Outro ponto que sugere que Alckmin terá de tomar a iniciativa: é certo que Bolsonaro vai manter a postura paz e amor e, principalmente, do eu (o candidato antissistema) contra eles (os candidatos que são mais da velha política). O risco de Alckmin – e não apenas durante o debate – é não se desvencilhar dessa armadilha.

Guilherme Boulos x Bolsonaro: alguém vai lembrar da Wal

A pergunta inaugural do debate da Band foi uma provocação de Guilherme Boulos (PSOL) contra Bolsonaro: “Quem é a Wal?” Wal, ou a “senhora Walderice”, como explicou Bolsonaro, é uma funcionária que foi paga com recursos da Câmara dos Deputados, acusada de trabalhar como caseira do parlamentar em uma de suas casas no litoral do Rio de Janeiro.

Bolsonaro devolveu com outra pedrada. “Eu sou uma pessoa humilde como outra qualquer […], e me orgulho, sim, da minha honestidade. E não do atos de invadir propriedade privada dos outros que trabalharam e suaram muito”, disse, em referência à atuação de Boulos como militante do MTST.

Boulos continuará sendo o franco-atirador do debate e continuará tendo Bolsonaro como alvo preferencial. Além disso, o caso Wal teve desdobramentos após o primeiro encontro. Ela deixou o “emprego” e, segundo Bolsonaro, foi vítima do ato de dar água para os cachorros.

Boris Casoy x cadeira vazia: Lula será um fantasma

Ricardo Boechat foi um dos destaques do debate da Band. Nesta sexta, outro figurão do jornalismo nacional, com histórico de polêmicas e opiniões controversas, será um dos âncoras da transmissão: Boris Casoy, 77 anos. Provavelmente caberá a ele explicar a ausência de Lula.

Pode parecer uma história fácil de ser contada, mas não é. Preso em Curitiba há mais de quatro meses, Lula foi convidado oficialmente. A RedeTV seguiu o protocolo, sob pretexto de que o PT pode conseguir uma improvável liminar para tirá-lo da cadeia. Mas não abriu exceção para que o vice, Fernando Haddad, o substitua.

Uma expectativa é saber se será deixada uma cadeira vazia para o ex-presidente. Tradicionalmente, a cadeira vazia é uma mensagem ruim de que o candidato confirmou presença.
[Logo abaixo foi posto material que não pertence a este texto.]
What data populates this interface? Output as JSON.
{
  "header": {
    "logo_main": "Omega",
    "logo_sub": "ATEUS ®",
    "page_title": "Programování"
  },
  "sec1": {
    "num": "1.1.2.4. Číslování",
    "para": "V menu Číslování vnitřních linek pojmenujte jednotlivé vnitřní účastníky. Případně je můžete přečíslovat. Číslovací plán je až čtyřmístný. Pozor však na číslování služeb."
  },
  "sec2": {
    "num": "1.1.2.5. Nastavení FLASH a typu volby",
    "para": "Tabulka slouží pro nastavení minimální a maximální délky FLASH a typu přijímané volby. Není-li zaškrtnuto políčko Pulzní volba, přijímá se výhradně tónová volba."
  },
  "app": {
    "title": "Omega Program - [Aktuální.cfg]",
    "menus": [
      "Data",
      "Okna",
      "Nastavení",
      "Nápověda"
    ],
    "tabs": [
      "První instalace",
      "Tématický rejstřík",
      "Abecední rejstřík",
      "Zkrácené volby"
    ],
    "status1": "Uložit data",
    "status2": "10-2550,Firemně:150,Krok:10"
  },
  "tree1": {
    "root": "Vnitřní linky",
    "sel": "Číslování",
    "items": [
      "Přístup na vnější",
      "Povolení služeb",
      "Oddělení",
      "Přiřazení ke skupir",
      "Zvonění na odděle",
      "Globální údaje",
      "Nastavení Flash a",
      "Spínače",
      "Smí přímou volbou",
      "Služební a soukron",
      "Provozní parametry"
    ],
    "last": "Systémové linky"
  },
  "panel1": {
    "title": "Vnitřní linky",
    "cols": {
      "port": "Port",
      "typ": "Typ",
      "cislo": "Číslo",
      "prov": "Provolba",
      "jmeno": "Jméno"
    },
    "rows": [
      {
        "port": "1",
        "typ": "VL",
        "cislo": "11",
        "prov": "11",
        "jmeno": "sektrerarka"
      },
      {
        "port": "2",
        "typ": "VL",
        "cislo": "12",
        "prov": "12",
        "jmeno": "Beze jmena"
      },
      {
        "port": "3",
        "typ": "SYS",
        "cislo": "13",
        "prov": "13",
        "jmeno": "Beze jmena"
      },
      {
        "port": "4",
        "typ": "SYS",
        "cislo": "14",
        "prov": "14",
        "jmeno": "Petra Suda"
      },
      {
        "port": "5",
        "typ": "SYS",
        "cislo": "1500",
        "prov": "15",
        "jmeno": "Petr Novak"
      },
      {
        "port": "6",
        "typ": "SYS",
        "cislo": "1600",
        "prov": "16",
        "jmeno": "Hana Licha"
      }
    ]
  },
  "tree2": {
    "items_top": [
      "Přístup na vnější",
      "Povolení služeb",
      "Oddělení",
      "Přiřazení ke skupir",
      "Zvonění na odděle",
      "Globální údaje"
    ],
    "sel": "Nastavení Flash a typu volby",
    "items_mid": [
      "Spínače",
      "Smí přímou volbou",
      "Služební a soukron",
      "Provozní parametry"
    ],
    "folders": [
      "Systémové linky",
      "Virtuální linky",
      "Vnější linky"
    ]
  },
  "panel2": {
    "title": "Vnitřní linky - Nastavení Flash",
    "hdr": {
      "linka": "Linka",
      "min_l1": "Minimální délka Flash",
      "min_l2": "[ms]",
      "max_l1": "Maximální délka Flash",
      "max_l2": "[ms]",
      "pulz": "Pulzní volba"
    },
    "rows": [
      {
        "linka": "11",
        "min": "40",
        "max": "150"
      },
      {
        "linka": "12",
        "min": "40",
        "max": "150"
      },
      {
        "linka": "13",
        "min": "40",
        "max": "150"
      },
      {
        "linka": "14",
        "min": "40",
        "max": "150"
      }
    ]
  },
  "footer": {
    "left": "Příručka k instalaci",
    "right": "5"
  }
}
No caso de Lula, porém, vai funcionar como um fantasma pairando no ar – um incômodo tanto para candidatos tanto de esquerda como de direita.

Internet x todos os candidatos: o tribunal das redes sociais não falha

Band ou RedeTV, não importa em qual emissora, a verdadeira batalha do debate será travada na internet. A edição da Band ultrapassou a marca de 390 mil espectadores simultâneos no Youtube e bateu o recorde de visualizações ao vivo do canal de streaming no Brasil.

Daí vem uma evolução conceitual dos debates para as campanhas. Quando ficavam restritos à tevê, os encontros realizados em emissoras pequenas tinham pouco alcance e baixo engajamento. O jogo mudou: o tribunal da internet é veloz e mortal.

Mais do que vencer o debate de fato (o que é complexo de ser mensurado), os candidatos precisam engajar as suas comunidades para cantar vitória. Quem fizer o seu eleitor já conquistado se sentir instigado a brigar por mais votos com certeza saiu ganhando.